For instance, the movie covers Duran’s early career from brawler in the streets of Panama to his 1983 comeback fight against a young Davey Moore, after the humiliation of his infamous “No Mas” rematch with the great Sugar Ray Leonard, in which he relinquished the title by refusing to fight anymore.
In fact, Duran had already lost a couple other “comeback” fights before that one, and would continue to fight for nearly three decades after – including a third bout with Leonard in 1989 (which he also lost).
Still, I can understand why writer/director Jonathan Jakubowicz, a Venezuelan making his English-language feature film debut, chose to cut the string of this story thread where he did. Boxing movies tend to follow a familiar rise/fall/rise again three-act story structure, and you know what they say about that which ain’t broke. It makes the movie predictable, but also more digestible.
Edgar Ramírez, almost 40, shines playing Duran from about 19 to age 32. He’s much prettier than the real Duran, but that’s Hollywood for you. Ramírez gives him a sort of feral charm, a street urchin who fought bare knuckles for cash turning into the hungry young boxer who stalked his opponents like a beast of prey in the ring.
When he spots a pretty young schoolgirl, Felicidad (Ana de Armas), he corners her and proposes marriage on the spot. Here was a man who knew real craving in life, so when he saw the things he wanted, he pounced.
Robert De Niro is in his usual fine form as Ray Arcel, a legendary trainer who was pushed out of the game 18 years earlier when he defied Frankie Carbo (John Turturro), a New York mobster who controlled the fights. Nearly killed, he promised never to make another dollar in the ring. So he agreed to train Duran for free.

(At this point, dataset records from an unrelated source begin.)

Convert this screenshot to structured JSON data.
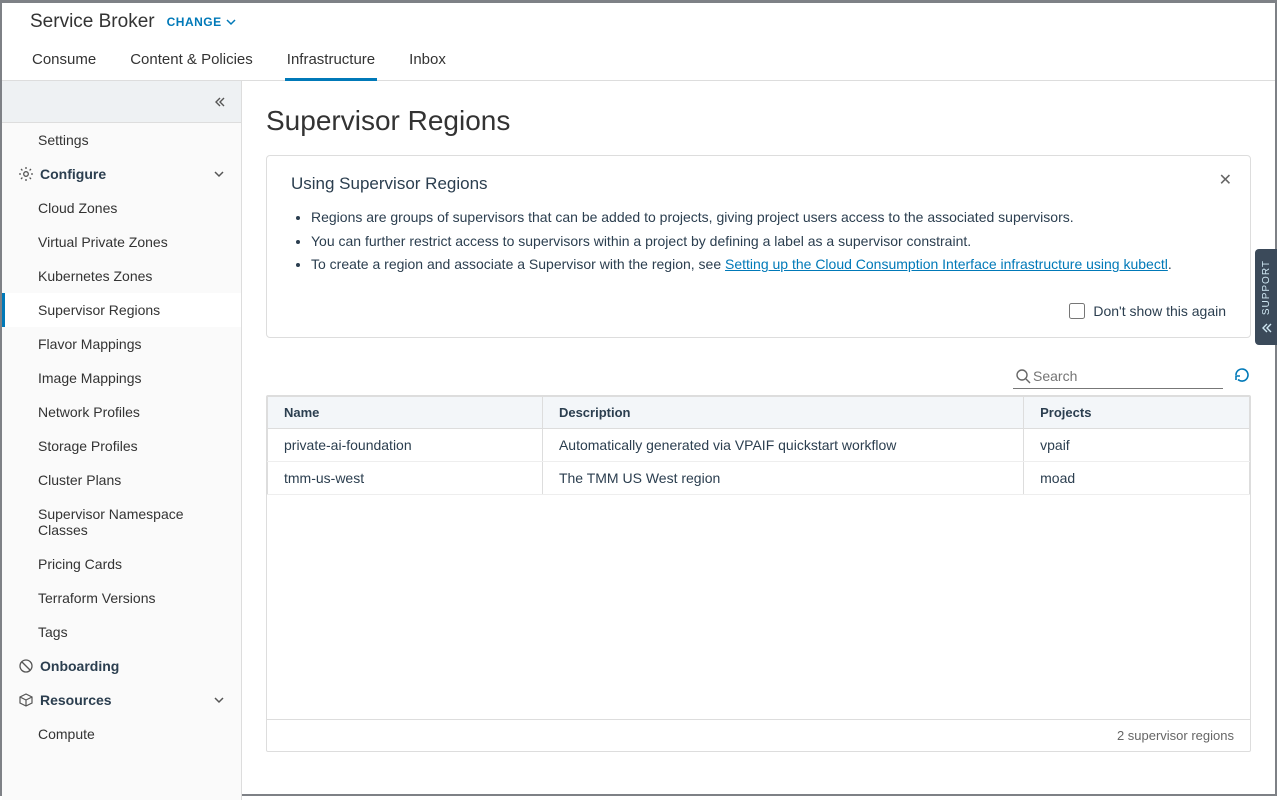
{
  "header": {
    "app_title": "Service Broker",
    "change_label": "CHANGE"
  },
  "tabs": [
    {
      "id": "consume",
      "label": "Consume"
    },
    {
      "id": "content",
      "label": "Content & Policies"
    },
    {
      "id": "infra",
      "label": "Infrastructure",
      "active": true
    },
    {
      "id": "inbox",
      "label": "Inbox"
    }
  ],
  "sidebar": {
    "settings": "Settings",
    "configure": "Configure",
    "onboarding": "Onboarding",
    "resources": "Resources",
    "configure_items": [
      "Cloud Zones",
      "Virtual Private Zones",
      "Kubernetes Zones",
      "Supervisor Regions",
      "Flavor Mappings",
      "Image Mappings",
      "Network Profiles",
      "Storage Profiles",
      "Cluster Plans",
      "Supervisor Namespace Classes",
      "Pricing Cards",
      "Terraform Versions",
      "Tags"
    ],
    "resources_items": [
      "Compute"
    ]
  },
  "page": {
    "title": "Supervisor Regions",
    "info_title": "Using Supervisor Regions",
    "bullets": [
      "Regions are groups of supervisors that can be added to projects, giving project users access to the associated supervisors.",
      "You can further restrict access to supervisors within a project by defining a label as a supervisor constraint."
    ],
    "bullet3_prefix": "To create a region and associate a Supervisor with the region, see ",
    "bullet3_link": "Setting up the Cloud Consumption Interface infrastructure using kubectl",
    "bullet3_suffix": ".",
    "dont_show": "Don't show this again",
    "search_placeholder": "Search",
    "columns": {
      "name": "Name",
      "description": "Description",
      "projects": "Projects"
    },
    "rows": [
      {
        "name": "private-ai-foundation",
        "description": "Automatically generated via VPAIF quickstart workflow",
        "projects": "vpaif"
      },
      {
        "name": "tmm-us-west",
        "description": "The TMM US West region",
        "projects": "moad"
      }
    ],
    "footer": "2 supervisor regions"
  },
  "support_label": "SUPPORT"
}
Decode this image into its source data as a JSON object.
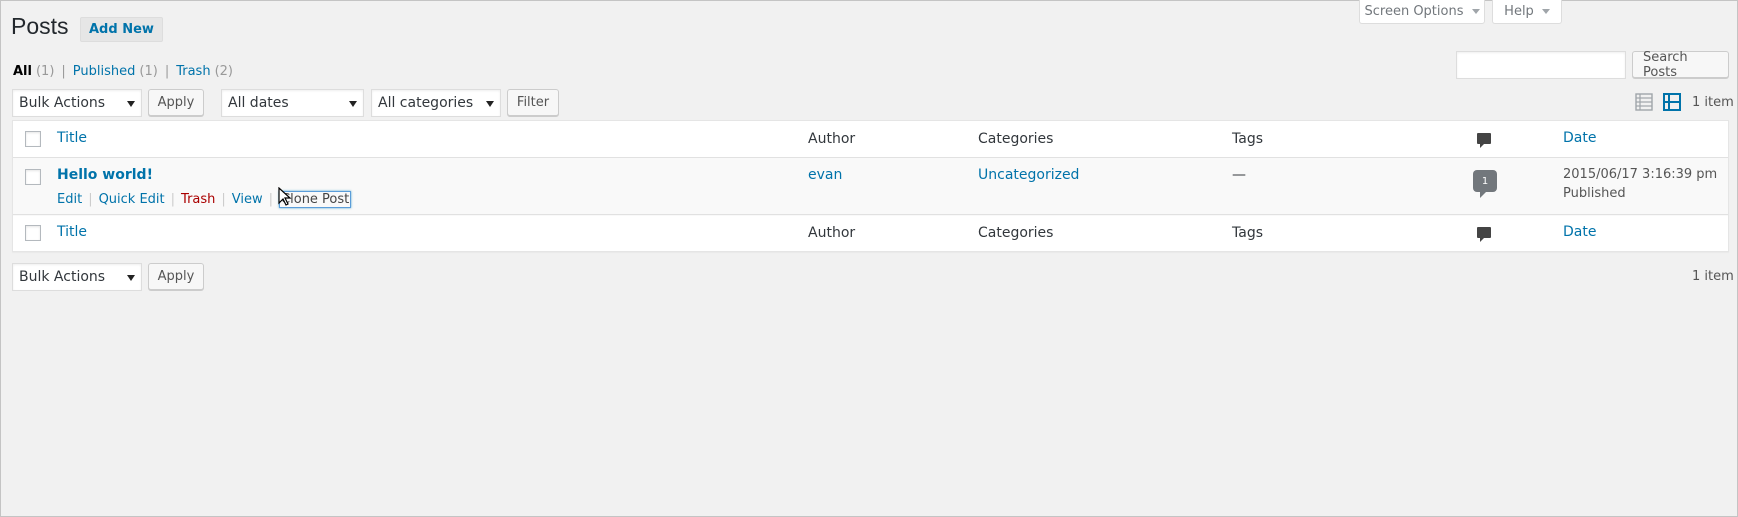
{
  "header": {
    "title": "Posts",
    "add_new": "Add New",
    "screen_options": "Screen Options",
    "help": "Help"
  },
  "filters": {
    "all": "All",
    "all_count": "(1)",
    "published": "Published",
    "published_count": "(1)",
    "trash": "Trash",
    "trash_count": "(2)",
    "separator": "|"
  },
  "search": {
    "value": "",
    "button": "Search Posts"
  },
  "toolbar_top": {
    "bulk_actions": "Bulk Actions",
    "apply": "Apply",
    "dates": "All dates",
    "categories": "All categories",
    "filter": "Filter",
    "items": "1 item"
  },
  "table": {
    "columns": {
      "title": "Title",
      "author": "Author",
      "categories": "Categories",
      "tags": "Tags",
      "date": "Date"
    },
    "rows": [
      {
        "title": "Hello world!",
        "author": "evan",
        "categories": "Uncategorized",
        "tags": "—",
        "comments": "1",
        "date": "2015/06/17 3:16:39 pm",
        "status": "Published",
        "actions": {
          "edit": "Edit",
          "quick_edit": "Quick Edit",
          "trash": "Trash",
          "view": "View",
          "clone": "Clone Post"
        }
      }
    ]
  },
  "toolbar_bottom": {
    "bulk_actions": "Bulk Actions",
    "apply": "Apply",
    "items": "1 item"
  },
  "colors": {
    "link": "#0073aa",
    "trash": "#aa0000",
    "background": "#f1f1f1"
  }
}
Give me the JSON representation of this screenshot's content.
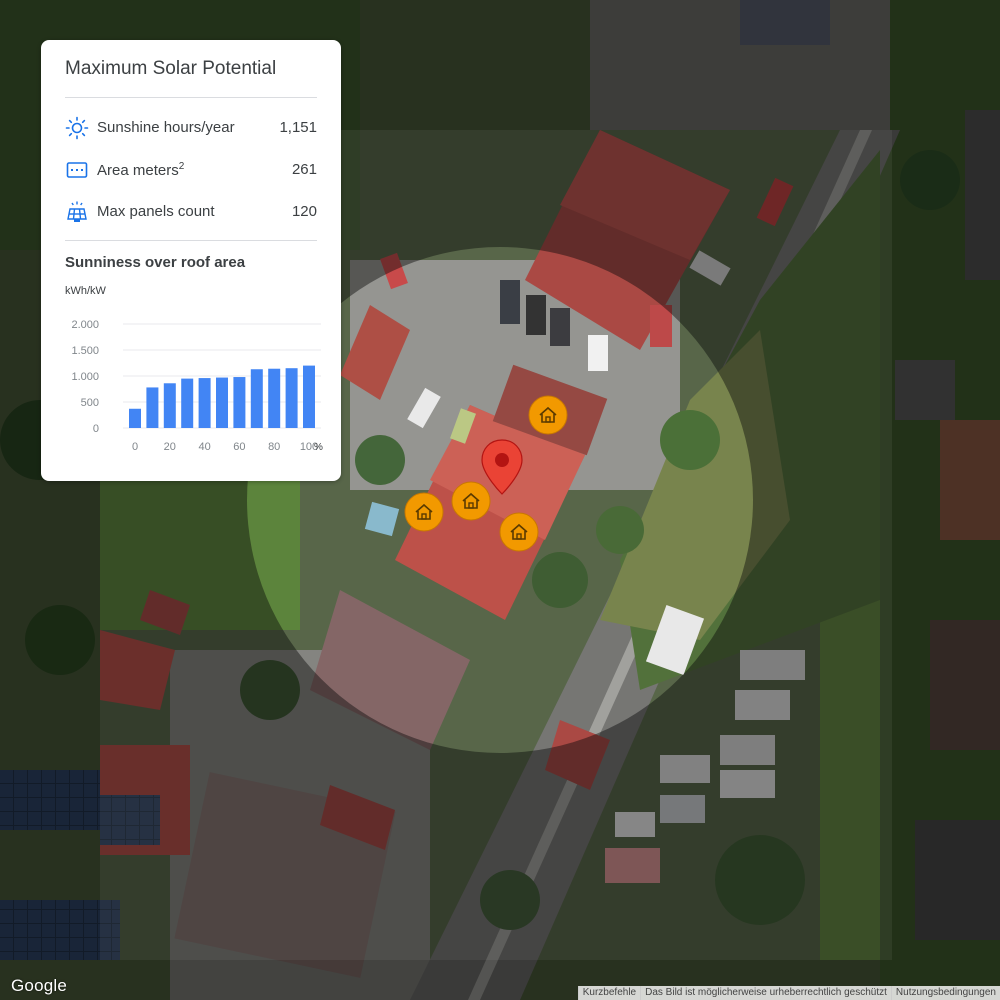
{
  "card": {
    "title": "Maximum Solar Potential",
    "stats": [
      {
        "label": "Sunshine hours/year",
        "value": "1,151",
        "icon": "sun-icon"
      },
      {
        "label": "Area meters",
        "superscript": "2",
        "value": "261",
        "icon": "area-icon"
      },
      {
        "label": "Max panels count",
        "value": "120",
        "icon": "solar-panel-icon"
      }
    ],
    "section_title": "Sunniness over roof area",
    "unit": "kWh/kW"
  },
  "chart_data": {
    "type": "bar",
    "title": "Sunniness over roof area",
    "ylabel": "kWh/kW",
    "x_unit": "%",
    "x": [
      0,
      10,
      20,
      30,
      40,
      50,
      60,
      70,
      80,
      90,
      100
    ],
    "values": [
      370,
      780,
      860,
      950,
      960,
      970,
      980,
      1130,
      1140,
      1150,
      1200
    ],
    "ylim": [
      0,
      2000
    ],
    "yticks": [
      "0",
      "500",
      "1.000",
      "1.500",
      "2.000"
    ],
    "ytick_values": [
      0,
      500,
      1000,
      1500,
      2000
    ],
    "xticks": [
      "0",
      "20",
      "40",
      "60",
      "80",
      "100"
    ],
    "xtick_values": [
      0,
      20,
      40,
      60,
      80,
      100
    ],
    "bar_color": "#4285f4",
    "grid": true
  },
  "map": {
    "marker_color": "#ea4335",
    "house_marker_color": "#f29900",
    "house_markers": 4
  },
  "footer": {
    "logo": "Google",
    "links": [
      "Kurzbefehle",
      "Das Bild ist möglicherweise urheberrechtlich geschützt",
      "Nutzungsbedingungen"
    ]
  }
}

Usher Raymond (using his full name here) shines as Leonard, who is depicted as a lightning-fast fighter with loads of charm and wit. Goaded by Duran to “fight like a man” in their first bout, he smiled after losing because he knew he had been outsmarted. By the time their rematch came a few months later, Leonard was a honed blade while Duran had let himself get badly out of shape.
There’s an interesting tension here between Duran, Arcel and Carlos Eleta (Ruben Blades), the wealthy Panamanian businessman who bankrolled Duran. Arcel, who seems himself as much as a father to his fighters as a trainer, sees nothing wrong with letting Duran take some time off, eat whatever he wants, and enjoy what he’s earned. But Eleta, sensing a big payday, sees money as more important than winning.
De Niro’s character imparts a lot of wisdom, both in the ring and in the narration. He differentiates between tactics, which are a fighter’s moment-by-moment decisions in the ring, with strategy, which is the long-term plan of how to outmaneuver your opponent. Arcel also employs little idiosyncratic moves, like combing Duran’s hair before each round, so he seems fresh and invincible.
Jakubowicz goes for a moderate blend of styles for the fight scenes, eschewing the ridiculousness of the “Rocky” movies – where guys absorb haymaker after haymaker without going down – and the lyrical slo-mo blood sport of “Raging Bull” and its ilk. The boxing is straightforward and deliberate, with enough “flash bulb” moments for the audience to grasp the impact of the blows.
In boxing parlance, “Hands of Stone” has punching power but a poor sense of timing. The story dances here and there, skipping over most of the 1970s and then rushing the final act. It’s a worthy picture, but destined to remain a contender.